The current debate about public access to the great outdoors (see Accessing the outdoors) has put paper roads in the spotlight. Some landowners are concerned that greater use of paper roads will lead to a loss of privacy - with an increase in rubbish, erosion, and injury to livestock on adjoining private land.

These concerns have led some landowners to block public access completely, which is illegal.

Why are they there?

The majority of paper roads were established in the early days of settlement - in particular, in the period of provincial government (1854 to 1876). Before a piece of Crown land was sold into private hands, surveyors marked out a road to border or cross the property.
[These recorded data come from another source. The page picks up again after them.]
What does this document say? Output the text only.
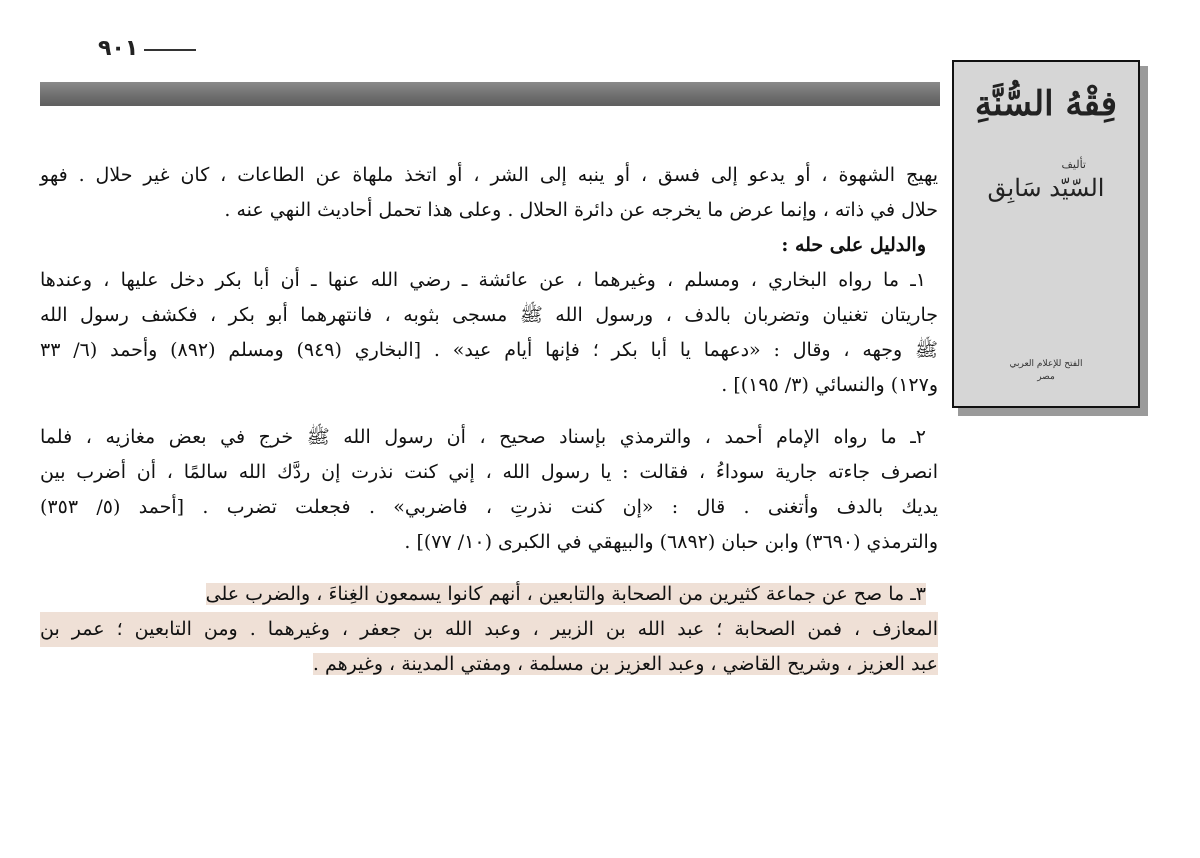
٩٠١
فِقْهُ السُّنَّةِ
تأليف
السّيّد سَابِق
الفتح للإعلام العربي
مصر
يهيج الشهوة ، أو يدعو إلى فسق ، أو ينبه إلى الشر ، أو اتخذ ملهاة عن الطاعات ، كان غير حلال . فهو
حلال في ذاته ، وإنما عرض ما يخرجه عن دائرة الحلال . وعلى هذا تحمل أحاديث النهي عنه .
والدليل على حله :
١ـ ما رواه البخاري ، ومسلم ، وغيرهما ، عن عائشة ـ رضي الله عنها ـ أن أبا بكر دخل عليها ، وعندها
جاريتان تغنيان وتضربان بالدف ، ورسول الله ﷺ مسجى بثوبه ، فانتهرهما أبو بكر ، فكشف رسول الله
ﷺ وجهه ، وقال : «دعهما يا أبا بكر ؛ فإنها أيام عيد» . [البخاري (٩٤٩) ومسلم (٨٩٢) وأحمد (٦/ ٣٣
و١٢٧) والنسائي (٣/ ١٩٥)] .
٢ـ ما رواه الإمام أحمد ، والترمذي بإسناد صحيح ، أن رسول الله ﷺ خرج في بعض مغازيه ، فلما
انصرف جاءته جارية سوداءُ ، فقالت : يا رسول الله ، إني كنت نذرت إن ردَّك الله سالمًا ، أن أضرب بين
يديك بالدف وأتغنى . قال : «إن كنت نذرتِ ، فاضربي» . فجعلت تضرب . [أحمد (٥/ ٣٥٣)
والترمذي (٣٦٩٠) وابن حبان (٦٨٩٢) والبيهقي في الكبرى (١٠/ ٧٧)] .
٣ـ ما صح عن جماعة كثيرين من الصحابة والتابعين ، أنهم كانوا يسمعون الغِناءَ ، والضرب على
المعازف ، فمن الصحابة ؛ عبد الله بن الزبير ، وعبد الله بن جعفر ، وغيرهما . ومن التابعين ؛ عمر بن
عبد العزيز ، وشريح القاضي ، وعبد العزيز بن مسلمة ، ومفتي المدينة ، وغيرهم .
The demand for land exceeded the availability of surveyors so - rather than stall the settlement of New Zealand - roads were drawn directly on to survey plans. These "paper roads" are legal roads, but many have never been built.

Unformed roads were also traced alongside waterways (the coast, rivers and lakes).

Paper roads like these were meant to provide for future access to natural resources set aside for public use. "Road" was just a useful name for publicly reserved land; no one really intended to build these paper roads.